Çağlayan, market alışverişlerinin online alışveriş payının geçen yıla oranla yüzde 200 artış gösterdiğini aktararak, şunları kaydetti:
"Evde daha çok zaman geçirildiği için elektronik eşya alımında da bir yükseliş var ve geçen yıla oranla yüzde 100 büyümüş. Mobilya ve dekorasyon da geçen yıla göre yüzde 100 büyüme kaydetmiş. Fatura ödemeleri, kontör yüklemeleri, vergi ve belediye ödemeleri de geçen yıla oranla yüzde 100 artmış. Evde geçirilen vakit arttıkça film izleme ve online fitness üyeliklerinde de artışlar oldu ve dijital film/dizi platformlarında geçen yıla kıyasla yüzde 80 yükseliş büyüme yaşandı. Sanal oyunlar da yüzde 60'lık bir yükseliş görülüyor.
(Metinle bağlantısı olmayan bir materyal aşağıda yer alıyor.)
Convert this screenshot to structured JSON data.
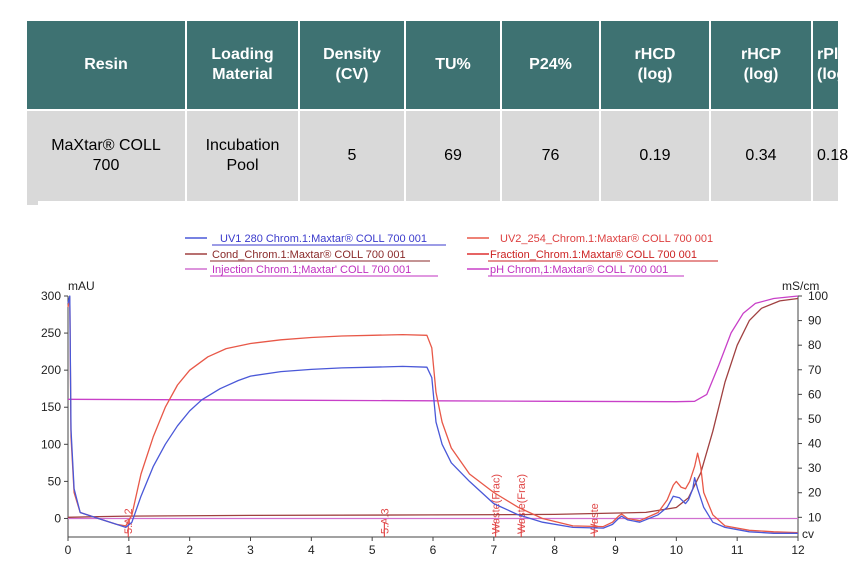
{
  "table": {
    "headers": [
      "Resin",
      "Loading Material",
      "Density (CV)",
      "TU%",
      "P24%",
      "rHCD (log)",
      "rHCP (log)",
      "rPlasmid (log)"
    ],
    "header_lines": [
      [
        "Resin"
      ],
      [
        "Loading",
        "Material"
      ],
      [
        "Density",
        "(CV)"
      ],
      [
        "TU%"
      ],
      [
        "P24%"
      ],
      [
        "rHCD",
        "(log)"
      ],
      [
        "rHCP",
        "(log)"
      ],
      [
        "rPlasmid",
        "(log)"
      ]
    ],
    "rows": [
      {
        "resin_lines": [
          "MaXtar® COLL",
          "700"
        ],
        "loading_lines": [
          "Incubation",
          "Pool"
        ],
        "density": "5",
        "tu": "69",
        "p24": "76",
        "rhcd": "0.19",
        "rhcp": "0.34",
        "rplasmid": "0.18"
      }
    ]
  },
  "chart_data": {
    "type": "line",
    "title": "",
    "xlabel": "cv",
    "ylabel_left": "mAU",
    "ylabel_right": "mS/cm",
    "xlim": [
      0,
      12
    ],
    "ylim_left": [
      -25,
      300
    ],
    "ylim_right": [
      2,
      100
    ],
    "x_ticks": [
      "0",
      "1",
      "2",
      "3",
      "4",
      "5",
      "6",
      "7",
      "8",
      "9",
      "10",
      "11",
      "12"
    ],
    "y_left_ticks": [
      "0",
      "50",
      "100",
      "150",
      "200",
      "250",
      "300"
    ],
    "y_right_ticks": [
      "10",
      "20",
      "30",
      "40",
      "50",
      "60",
      "70",
      "80",
      "90",
      "100"
    ],
    "legend_placement": "top",
    "series": [
      {
        "name": "UV1 280 Chrom.1:Maxtar® COLL 700 001",
        "color": "#4a58d8",
        "axis": "left",
        "points": [
          [
            0,
            290
          ],
          [
            0.03,
            300
          ],
          [
            0.05,
            120
          ],
          [
            0.1,
            40
          ],
          [
            0.2,
            8
          ],
          [
            0.5,
            0
          ],
          [
            0.8,
            -8
          ],
          [
            0.95,
            -12
          ],
          [
            1.05,
            -5
          ],
          [
            1.2,
            30
          ],
          [
            1.4,
            70
          ],
          [
            1.6,
            100
          ],
          [
            1.8,
            125
          ],
          [
            2.0,
            145
          ],
          [
            2.2,
            160
          ],
          [
            2.5,
            175
          ],
          [
            2.8,
            186
          ],
          [
            3.0,
            192
          ],
          [
            3.5,
            198
          ],
          [
            4.0,
            201
          ],
          [
            4.5,
            203
          ],
          [
            5.0,
            204
          ],
          [
            5.5,
            205
          ],
          [
            5.9,
            204
          ],
          [
            5.98,
            190
          ],
          [
            6.05,
            130
          ],
          [
            6.15,
            100
          ],
          [
            6.3,
            75
          ],
          [
            6.6,
            50
          ],
          [
            7.0,
            20
          ],
          [
            7.4,
            5
          ],
          [
            7.8,
            -5
          ],
          [
            8.3,
            -12
          ],
          [
            8.8,
            -13
          ],
          [
            8.95,
            -8
          ],
          [
            9.05,
            0
          ],
          [
            9.1,
            3
          ],
          [
            9.2,
            -2
          ],
          [
            9.4,
            -5
          ],
          [
            9.7,
            5
          ],
          [
            9.85,
            15
          ],
          [
            9.95,
            30
          ],
          [
            10.05,
            28
          ],
          [
            10.15,
            20
          ],
          [
            10.2,
            25
          ],
          [
            10.27,
            40
          ],
          [
            10.3,
            55
          ],
          [
            10.35,
            40
          ],
          [
            10.45,
            15
          ],
          [
            10.6,
            -5
          ],
          [
            10.8,
            -12
          ],
          [
            11.2,
            -18
          ],
          [
            11.6,
            -20
          ],
          [
            12,
            -20
          ]
        ]
      },
      {
        "name": "UV2_254_Chrom.1:Maxtar® COLL 700 001",
        "color": "#e85848",
        "axis": "left",
        "points": [
          [
            0,
            285
          ],
          [
            0.03,
            298
          ],
          [
            0.05,
            110
          ],
          [
            0.1,
            35
          ],
          [
            0.2,
            8
          ],
          [
            0.5,
            0
          ],
          [
            0.8,
            -8
          ],
          [
            0.95,
            -10
          ],
          [
            1.05,
            5
          ],
          [
            1.2,
            60
          ],
          [
            1.4,
            110
          ],
          [
            1.6,
            150
          ],
          [
            1.8,
            180
          ],
          [
            2.0,
            200
          ],
          [
            2.3,
            218
          ],
          [
            2.6,
            229
          ],
          [
            3.0,
            236
          ],
          [
            3.5,
            241
          ],
          [
            4.0,
            244
          ],
          [
            4.5,
            246
          ],
          [
            5.0,
            247
          ],
          [
            5.5,
            248
          ],
          [
            5.9,
            247
          ],
          [
            5.98,
            230
          ],
          [
            6.05,
            170
          ],
          [
            6.15,
            130
          ],
          [
            6.3,
            95
          ],
          [
            6.6,
            60
          ],
          [
            7.0,
            35
          ],
          [
            7.4,
            15
          ],
          [
            7.8,
            0
          ],
          [
            8.3,
            -10
          ],
          [
            8.8,
            -11
          ],
          [
            8.95,
            -5
          ],
          [
            9.05,
            3
          ],
          [
            9.1,
            6
          ],
          [
            9.2,
            0
          ],
          [
            9.4,
            -3
          ],
          [
            9.7,
            8
          ],
          [
            9.85,
            25
          ],
          [
            9.95,
            45
          ],
          [
            10.0,
            50
          ],
          [
            10.08,
            42
          ],
          [
            10.15,
            40
          ],
          [
            10.22,
            50
          ],
          [
            10.3,
            70
          ],
          [
            10.35,
            88
          ],
          [
            10.4,
            70
          ],
          [
            10.45,
            35
          ],
          [
            10.6,
            5
          ],
          [
            10.8,
            -10
          ],
          [
            11.2,
            -16
          ],
          [
            11.6,
            -18
          ],
          [
            12,
            -19
          ]
        ]
      },
      {
        "name": "Cond_Chrom.1:Maxtar® COLL 700 001",
        "color": "#a04040",
        "axis": "right",
        "points": [
          [
            0,
            10
          ],
          [
            12,
            10
          ],
          [
            0.5,
            10.3
          ],
          [
            1,
            10.5
          ],
          [
            3,
            10.8
          ],
          [
            6,
            11
          ],
          [
            8,
            11.2
          ],
          [
            9.5,
            12
          ],
          [
            10,
            14
          ],
          [
            10.2,
            18
          ],
          [
            10.4,
            28
          ],
          [
            10.6,
            45
          ],
          [
            10.8,
            65
          ],
          [
            11.0,
            80
          ],
          [
            11.2,
            90
          ],
          [
            11.4,
            95
          ],
          [
            11.7,
            98
          ],
          [
            12,
            99
          ]
        ]
      },
      {
        "name": "Fraction_Chrom.1:Maxtar® COLL 700 001",
        "color": "#dd3030",
        "axis": "left",
        "points": [
          [
            0.99,
            -25
          ],
          [
            0.99,
            -5
          ],
          [
            5.2,
            -25
          ],
          [
            5.2,
            -5
          ],
          [
            7.03,
            -25
          ],
          [
            7.03,
            -5
          ],
          [
            7.45,
            -25
          ],
          [
            7.45,
            -5
          ],
          [
            8.65,
            -25
          ],
          [
            8.65,
            -5
          ]
        ]
      },
      {
        "name": "Injection Chrom.1;Maxtar' COLL 700 001",
        "color": "#d070d0",
        "axis": "left",
        "points": [
          [
            0,
            0
          ],
          [
            12,
            0
          ]
        ]
      },
      {
        "name": "pH Chrom,1:Maxtar® COLL 700 001",
        "color": "#c840c8",
        "axis": "right",
        "points": [
          [
            0,
            58
          ],
          [
            2,
            57.8
          ],
          [
            4,
            57.6
          ],
          [
            6,
            57.4
          ],
          [
            8,
            57.2
          ],
          [
            10,
            57
          ],
          [
            10.3,
            57.2
          ],
          [
            10.5,
            60
          ],
          [
            10.7,
            72
          ],
          [
            10.9,
            85
          ],
          [
            11.1,
            93
          ],
          [
            11.3,
            97
          ],
          [
            11.6,
            99
          ],
          [
            12,
            100
          ]
        ]
      }
    ],
    "fraction_marks": [
      {
        "x": 0.99,
        "label": "5.A.2"
      },
      {
        "x": 5.2,
        "label": "5.A.3"
      },
      {
        "x": 7.03,
        "label": "Waste(Frac)"
      },
      {
        "x": 7.45,
        "label": "Waste(Frac)"
      },
      {
        "x": 8.65,
        "label": "Waste"
      }
    ]
  }
}
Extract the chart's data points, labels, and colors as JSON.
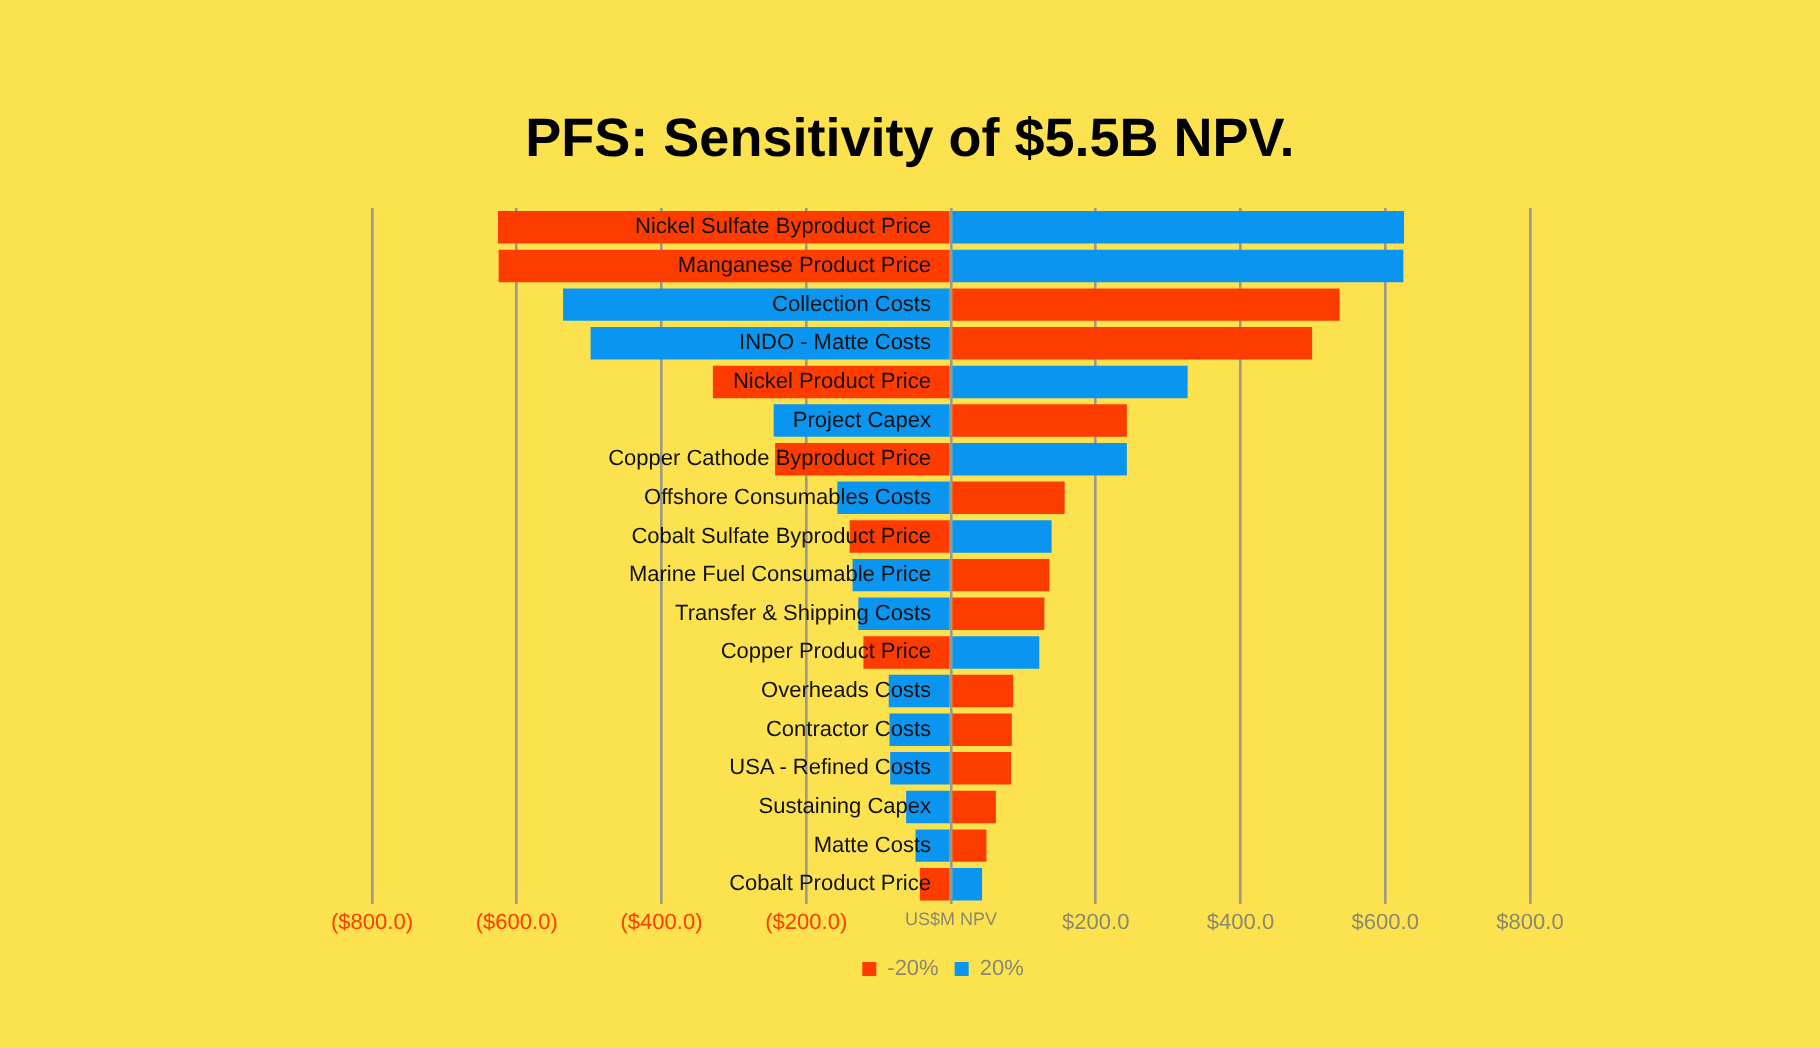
{
  "chart_data": {
    "type": "bar",
    "title": "PFS: Sensitivity of $5.5B NPV.",
    "orientation": "horizontal",
    "stacked": true,
    "categories": [
      "Nickel Sulfate Byproduct Price",
      "Manganese Product Price",
      "Collection Costs",
      "INDO - Matte Costs",
      "Nickel Product Price",
      "Project Capex",
      "Copper Cathode Byproduct Price",
      "Offshore Consumables Costs",
      "Cobalt Sulfate Byproduct Price",
      "Marine Fuel Consumable Price",
      "Transfer & Shipping Costs",
      "Copper Product Price",
      "Overheads Costs",
      "Contractor Costs",
      "USA - Refined Costs",
      "Sustaining Capex",
      "Matte Costs",
      "Cobalt Product Price"
    ],
    "series": [
      {
        "name": "-20%",
        "color": "#ff3c00",
        "values": [
          -626,
          -625,
          537,
          499,
          -329,
          243,
          -243,
          157,
          -140,
          136,
          129,
          -121,
          86,
          84,
          83,
          62,
          49,
          -43
        ]
      },
      {
        "name": "20%",
        "color": "#0a96f0",
        "values": [
          626,
          625,
          -536,
          -498,
          327,
          -245,
          243,
          -157,
          139,
          -136,
          -128,
          122,
          -86,
          -85,
          -84,
          -62,
          -49,
          43
        ]
      }
    ],
    "xlim": [
      -800,
      800
    ],
    "xticks": [
      {
        "value": -800,
        "label": "($800.0)"
      },
      {
        "value": -600,
        "label": "($600.0)"
      },
      {
        "value": -400,
        "label": "($400.0)"
      },
      {
        "value": -200,
        "label": "($200.0)"
      },
      {
        "value": 0,
        "label": "US$M NPV"
      },
      {
        "value": 200,
        "label": "$200.0"
      },
      {
        "value": 400,
        "label": "$400.0"
      },
      {
        "value": 600,
        "label": "$600.0"
      },
      {
        "value": 800,
        "label": "$800.0"
      }
    ],
    "grid": "x",
    "legend": "bottom"
  }
}
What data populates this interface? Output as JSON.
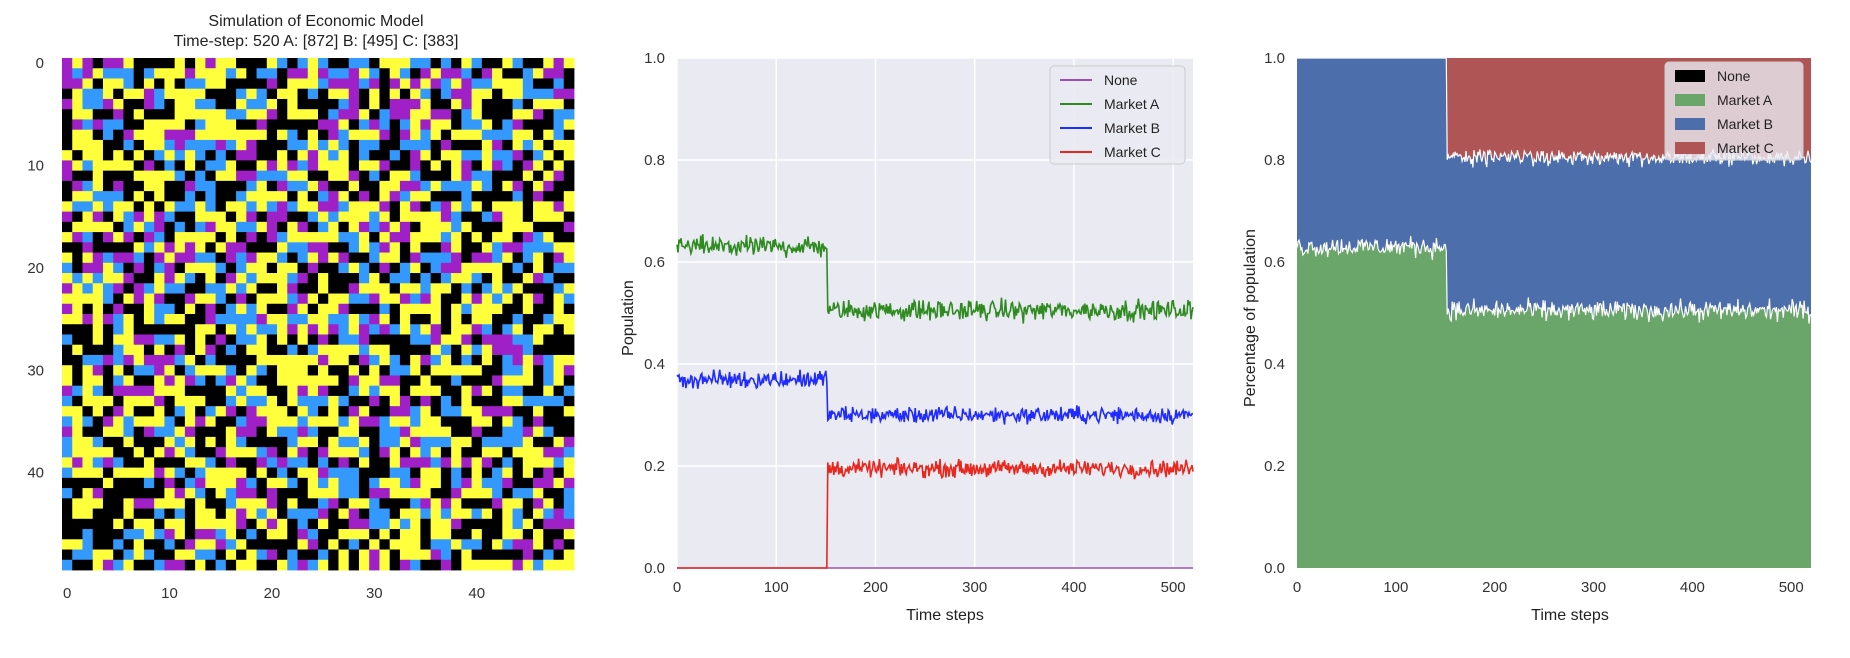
{
  "chart_data": [
    {
      "type": "heatmap",
      "title": "Simulation of Economic Model",
      "subtitle": "Time-step: 520 A: [872] B: [495] C: [383]",
      "grid_size": [
        50,
        50
      ],
      "xticks": [
        "0",
        "10",
        "20",
        "30",
        "40"
      ],
      "yticks": [
        "0",
        "10",
        "20",
        "30",
        "40"
      ],
      "colors": {
        "Market A": "#ffff3c",
        "Market B": "#3399ff",
        "Market C": "#a020c8",
        "None": "#000000"
      },
      "counts": {
        "A": 872,
        "B": 495,
        "C": 383
      }
    },
    {
      "type": "line",
      "xlabel": "Time steps",
      "ylabel": "Population",
      "xlim": [
        0,
        520
      ],
      "ylim": [
        0,
        1
      ],
      "xticks": [
        "0",
        "100",
        "200",
        "300",
        "400",
        "500"
      ],
      "yticks": [
        "0.0",
        "0.2",
        "0.4",
        "0.6",
        "0.8",
        "1.0"
      ],
      "grid": true,
      "legend_position": "top-right",
      "background": "#eaeaf2",
      "series": [
        {
          "name": "None",
          "color": "#9b4fb0",
          "segments": [
            {
              "x0": 0,
              "x1": 520,
              "level": 0.0,
              "noise": 0.0
            }
          ]
        },
        {
          "name": "Market A",
          "color": "#2e8b20",
          "segments": [
            {
              "x0": 0,
              "x1": 152,
              "level": 0.63,
              "noise": 0.012
            },
            {
              "x0": 152,
              "x1": 520,
              "level": 0.505,
              "noise": 0.012
            }
          ]
        },
        {
          "name": "Market B",
          "color": "#1f2bff",
          "segments": [
            {
              "x0": 0,
              "x1": 152,
              "level": 0.37,
              "noise": 0.011
            },
            {
              "x0": 152,
              "x1": 520,
              "level": 0.3,
              "noise": 0.01
            }
          ]
        },
        {
          "name": "Market C",
          "color": "#e8281e",
          "segments": [
            {
              "x0": 0,
              "x1": 152,
              "level": 0.0,
              "noise": 0.0
            },
            {
              "x0": 152,
              "x1": 520,
              "level": 0.195,
              "noise": 0.01
            }
          ]
        }
      ]
    },
    {
      "type": "area",
      "xlabel": "Time steps",
      "ylabel": "Percentage of population",
      "xlim": [
        0,
        520
      ],
      "ylim": [
        0,
        1
      ],
      "xticks": [
        "0",
        "100",
        "200",
        "300",
        "400",
        "500"
      ],
      "yticks": [
        "0.0",
        "0.2",
        "0.4",
        "0.6",
        "0.8",
        "1.0"
      ],
      "legend_position": "top-right",
      "series": [
        {
          "name": "None",
          "color": "#000000"
        },
        {
          "name": "Market A",
          "color": "#6aa56a",
          "segments": [
            {
              "x0": 0,
              "x1": 152,
              "level": 0.63
            },
            {
              "x0": 152,
              "x1": 520,
              "level": 0.505
            }
          ]
        },
        {
          "name": "Market B",
          "color": "#4c6eaa",
          "segments": [
            {
              "x0": 0,
              "x1": 152,
              "level": 0.37
            },
            {
              "x0": 152,
              "x1": 520,
              "level": 0.3
            }
          ]
        },
        {
          "name": "Market C",
          "color": "#b05555",
          "segments": [
            {
              "x0": 0,
              "x1": 152,
              "level": 0.0
            },
            {
              "x0": 152,
              "x1": 520,
              "level": 0.195
            }
          ]
        }
      ]
    }
  ]
}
"Yetişkin nüfusun yüzde 45'inde kredi kartı bulunuyor"
Türkiye'deki temassız ödemelerin toplam ödemeler arasındaki payının yüzde 44'e çıktığını aktaran Çağlayan, "Geçen yıl aralıkta bu veri sadece yüzde 14 seviyesindeydi. Diğer bir ifadeyle temassız ödeme adedinin geçen yılın dört katına çıktığını görüyoruz. Artan POS terminal sayısı ve yükselen temassız ödeme limitleriyle birlikte böyle bir artış olduğunu söyleyebiliriz. 2021'de temassız kullanım oranının yüzde 70'leri geçip yüzde 80 civarına yükselmesini bekliyoruz." ifadesini kullandı.
Çağlayan, Türkiye'de 1,9 milyon POS terminali olduğunu ve bunların yüzde 76'sının temassız özelliği taşıdığını hatırlatarak, şunlara vurgu yaptı:
"Temassız ödeme denince akla tek bir ürün olarak kredi kartı geliyor. Fakat Türkiye'de yetişkin nüfusun yüzde 45'inde kredi kartı bulunuyor. Temassız ödeme yaygınlaşsın, nakit yerine elektronik yöntemlerle alışveriş yapılsın diyorsak sadece kredi kartı buna yeterli olmayacak. 2020'de alışverişlerin yüzde 35-38 arasındaki bandı debit ve ön ödemeli kartlardan gelmiş. Bu da bize çok önemli bir gösterge. Kredi kartı olmayan tüketiciler online ve temassız ödeme yapmak istiyor bu nedenle onların alternatif bir ürüne ihtiyacı var ve burada debit kartlar önemli kazandı. Ancak yeni dünyada debit kartlar tek başına yeterli olmayacak ve ön ödemeli kartlar daha fazla yaygınlaşacak. Diğer bir ifadeyle 2021'in Türkiye'de 'fintech' yılı olacağını düşünüyoruz.